Trying to generate a simple histogram using 1% bins and a simple normal distribution but I am getting incredibly small bin counts - where am I messing up the implementation of np.histogram?
Here is the basic implementation:
import streamlit as st
import math
import pandas as pd
import numpy as np
from numpy.random import normal
import random
import matplotlib.pyplot as plt
import plotly.graph_objects as go
mean = 600000
uncertainty = 5.02
st_dev = mean * uncertainty/100
year1_dist = normal(mean, st_dev, 10000)
bin_size = mean * 0.01
nbins = math.ceil((year1_dist.max() - year1_dist.min()) / bin_size)
hist, bin_edges = np.histogram(year1_dist, bins=nbins, density=True)
The values stored in hist are very small (sum to something like 0.00017) - I have also tried plotting the histogram using plotly with the following implementation which returns the same results (very low frequency or occurrence)
fig = go.Figure(data=[go.Histogram(x=year1_dist, nbinsx=nbins, name='Histogram')])
Ultimately, I would like to have a CDF overlaid on the histogram to resemble something like this though I know there will be some normalization involved on the histogram frequency and I need to reset my inputs a bit to have a mean at zero.
I have the CDF plotted and generated as expected and I am implementing the tool in streamlit.
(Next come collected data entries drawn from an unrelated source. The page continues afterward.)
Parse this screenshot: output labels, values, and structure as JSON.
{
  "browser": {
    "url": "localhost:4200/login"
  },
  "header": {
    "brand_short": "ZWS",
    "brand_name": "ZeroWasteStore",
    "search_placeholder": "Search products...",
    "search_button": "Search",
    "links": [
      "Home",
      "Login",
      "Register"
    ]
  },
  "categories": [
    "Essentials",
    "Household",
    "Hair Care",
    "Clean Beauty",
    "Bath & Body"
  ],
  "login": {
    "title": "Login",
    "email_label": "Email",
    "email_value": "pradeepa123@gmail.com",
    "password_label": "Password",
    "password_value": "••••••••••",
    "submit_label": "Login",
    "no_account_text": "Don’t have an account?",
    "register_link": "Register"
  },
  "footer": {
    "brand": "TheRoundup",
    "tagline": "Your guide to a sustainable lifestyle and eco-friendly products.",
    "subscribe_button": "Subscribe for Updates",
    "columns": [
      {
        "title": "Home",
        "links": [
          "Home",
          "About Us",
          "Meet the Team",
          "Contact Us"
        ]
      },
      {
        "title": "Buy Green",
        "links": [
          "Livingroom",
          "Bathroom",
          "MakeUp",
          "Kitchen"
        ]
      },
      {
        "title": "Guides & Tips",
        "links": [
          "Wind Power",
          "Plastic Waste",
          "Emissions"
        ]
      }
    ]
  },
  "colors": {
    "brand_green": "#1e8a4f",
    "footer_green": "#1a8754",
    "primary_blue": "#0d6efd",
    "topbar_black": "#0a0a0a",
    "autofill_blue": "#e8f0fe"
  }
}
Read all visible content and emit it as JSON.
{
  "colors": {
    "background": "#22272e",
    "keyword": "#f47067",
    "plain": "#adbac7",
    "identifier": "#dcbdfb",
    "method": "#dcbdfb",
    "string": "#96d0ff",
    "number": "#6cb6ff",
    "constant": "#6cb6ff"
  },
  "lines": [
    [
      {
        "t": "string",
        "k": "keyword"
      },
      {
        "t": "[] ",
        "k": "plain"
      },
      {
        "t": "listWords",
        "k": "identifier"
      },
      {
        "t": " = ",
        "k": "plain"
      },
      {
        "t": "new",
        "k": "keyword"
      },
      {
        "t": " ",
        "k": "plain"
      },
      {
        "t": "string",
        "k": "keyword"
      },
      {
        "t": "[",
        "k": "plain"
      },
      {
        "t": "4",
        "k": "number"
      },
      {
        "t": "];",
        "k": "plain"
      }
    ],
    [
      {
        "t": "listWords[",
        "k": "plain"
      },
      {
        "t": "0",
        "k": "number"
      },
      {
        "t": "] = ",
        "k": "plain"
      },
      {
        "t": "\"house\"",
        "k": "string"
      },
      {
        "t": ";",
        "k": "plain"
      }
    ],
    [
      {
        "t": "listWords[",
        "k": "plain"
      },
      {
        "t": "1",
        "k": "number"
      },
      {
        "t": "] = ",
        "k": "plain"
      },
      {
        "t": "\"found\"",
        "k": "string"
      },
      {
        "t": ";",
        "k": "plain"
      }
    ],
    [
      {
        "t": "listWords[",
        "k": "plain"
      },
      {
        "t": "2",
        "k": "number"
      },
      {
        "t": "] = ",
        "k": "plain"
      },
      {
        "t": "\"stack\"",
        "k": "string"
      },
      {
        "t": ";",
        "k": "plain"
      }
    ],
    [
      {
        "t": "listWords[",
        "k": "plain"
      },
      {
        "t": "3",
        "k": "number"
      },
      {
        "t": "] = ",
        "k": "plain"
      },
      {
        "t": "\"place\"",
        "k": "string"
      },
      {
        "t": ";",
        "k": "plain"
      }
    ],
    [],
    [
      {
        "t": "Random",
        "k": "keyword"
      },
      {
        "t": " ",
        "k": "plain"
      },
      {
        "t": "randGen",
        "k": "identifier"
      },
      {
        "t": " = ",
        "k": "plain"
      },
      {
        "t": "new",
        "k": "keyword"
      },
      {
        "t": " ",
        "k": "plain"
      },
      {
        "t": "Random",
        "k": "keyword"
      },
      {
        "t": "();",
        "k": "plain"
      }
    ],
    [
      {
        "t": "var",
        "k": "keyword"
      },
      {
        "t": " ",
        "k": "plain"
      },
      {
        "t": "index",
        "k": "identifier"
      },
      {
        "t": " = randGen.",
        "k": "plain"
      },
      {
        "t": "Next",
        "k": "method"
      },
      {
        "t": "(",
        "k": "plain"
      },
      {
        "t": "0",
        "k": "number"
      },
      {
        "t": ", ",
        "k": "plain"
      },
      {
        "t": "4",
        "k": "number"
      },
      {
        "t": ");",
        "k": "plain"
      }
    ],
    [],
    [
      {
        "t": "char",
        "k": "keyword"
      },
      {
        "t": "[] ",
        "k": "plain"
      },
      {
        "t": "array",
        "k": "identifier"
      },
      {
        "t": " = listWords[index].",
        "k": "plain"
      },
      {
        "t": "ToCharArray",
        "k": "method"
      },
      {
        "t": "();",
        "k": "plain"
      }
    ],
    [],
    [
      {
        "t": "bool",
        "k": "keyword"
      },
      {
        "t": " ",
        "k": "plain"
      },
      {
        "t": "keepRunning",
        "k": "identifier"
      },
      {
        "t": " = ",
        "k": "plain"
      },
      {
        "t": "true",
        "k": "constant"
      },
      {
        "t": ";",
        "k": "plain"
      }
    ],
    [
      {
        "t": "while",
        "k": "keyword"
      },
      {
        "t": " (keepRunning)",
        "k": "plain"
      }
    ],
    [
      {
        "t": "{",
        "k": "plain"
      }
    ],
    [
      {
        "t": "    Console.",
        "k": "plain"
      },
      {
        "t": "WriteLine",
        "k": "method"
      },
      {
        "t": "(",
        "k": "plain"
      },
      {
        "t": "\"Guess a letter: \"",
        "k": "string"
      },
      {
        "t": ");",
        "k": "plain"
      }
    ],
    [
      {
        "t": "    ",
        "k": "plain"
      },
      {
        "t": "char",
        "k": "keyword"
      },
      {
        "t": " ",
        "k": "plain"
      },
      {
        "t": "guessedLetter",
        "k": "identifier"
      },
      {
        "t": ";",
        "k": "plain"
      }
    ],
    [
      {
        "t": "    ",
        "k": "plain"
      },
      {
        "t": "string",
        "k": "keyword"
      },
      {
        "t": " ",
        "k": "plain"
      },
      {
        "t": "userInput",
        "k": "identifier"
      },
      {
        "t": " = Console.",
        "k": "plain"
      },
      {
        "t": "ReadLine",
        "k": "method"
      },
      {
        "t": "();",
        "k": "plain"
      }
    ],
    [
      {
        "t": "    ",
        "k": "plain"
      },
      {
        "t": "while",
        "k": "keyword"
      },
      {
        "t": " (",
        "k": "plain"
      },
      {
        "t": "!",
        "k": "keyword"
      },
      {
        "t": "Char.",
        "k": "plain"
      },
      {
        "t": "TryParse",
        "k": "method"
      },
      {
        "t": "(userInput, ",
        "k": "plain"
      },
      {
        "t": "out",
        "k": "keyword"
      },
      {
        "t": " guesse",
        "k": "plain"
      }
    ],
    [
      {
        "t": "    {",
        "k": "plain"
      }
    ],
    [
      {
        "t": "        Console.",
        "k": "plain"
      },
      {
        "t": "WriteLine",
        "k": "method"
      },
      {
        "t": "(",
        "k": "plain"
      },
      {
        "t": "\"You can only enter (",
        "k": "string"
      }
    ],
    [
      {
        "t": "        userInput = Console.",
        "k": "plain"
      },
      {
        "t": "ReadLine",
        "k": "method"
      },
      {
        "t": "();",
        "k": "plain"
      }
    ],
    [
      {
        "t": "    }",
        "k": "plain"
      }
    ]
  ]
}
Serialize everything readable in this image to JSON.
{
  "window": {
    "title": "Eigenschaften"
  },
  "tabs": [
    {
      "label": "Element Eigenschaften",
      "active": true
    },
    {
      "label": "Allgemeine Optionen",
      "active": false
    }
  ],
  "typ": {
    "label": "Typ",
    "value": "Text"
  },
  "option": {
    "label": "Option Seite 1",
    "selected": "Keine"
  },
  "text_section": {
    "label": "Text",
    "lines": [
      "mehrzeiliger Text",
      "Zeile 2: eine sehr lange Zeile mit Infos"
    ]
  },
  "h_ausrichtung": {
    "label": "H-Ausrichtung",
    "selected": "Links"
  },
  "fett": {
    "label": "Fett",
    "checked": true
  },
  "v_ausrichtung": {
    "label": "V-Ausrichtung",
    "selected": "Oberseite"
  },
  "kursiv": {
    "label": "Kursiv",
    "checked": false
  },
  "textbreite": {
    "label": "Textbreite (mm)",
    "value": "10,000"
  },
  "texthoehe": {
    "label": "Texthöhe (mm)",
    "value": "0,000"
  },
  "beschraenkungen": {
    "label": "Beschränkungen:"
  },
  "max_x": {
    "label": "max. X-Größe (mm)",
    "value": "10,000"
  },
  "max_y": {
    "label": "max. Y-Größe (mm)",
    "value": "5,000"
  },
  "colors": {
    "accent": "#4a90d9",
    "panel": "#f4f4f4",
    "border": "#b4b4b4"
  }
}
Here is the plotting section of my code which shows the CDF and Histogram (albeit with the histrogram values being very very low)
bin_size = mean * 0.01
nbins = math.ceil((year1_dist.max() - year1_dist.min()) / bin_size)
hist, bin_edges = np.histogram(year1_dist, bins=nbins, density=True)
cdf = np.cumsum(hist * np.diff(bin_edges))
fig = go.Figure(data=[
go.Histogram(x=year1_dist, nbinsx=nbins, name='Histogram'),
go.Scatter(x=bin_edges, y=cdf, name='CDF')
])
st.plotly_chart(fig, use_container_width=True)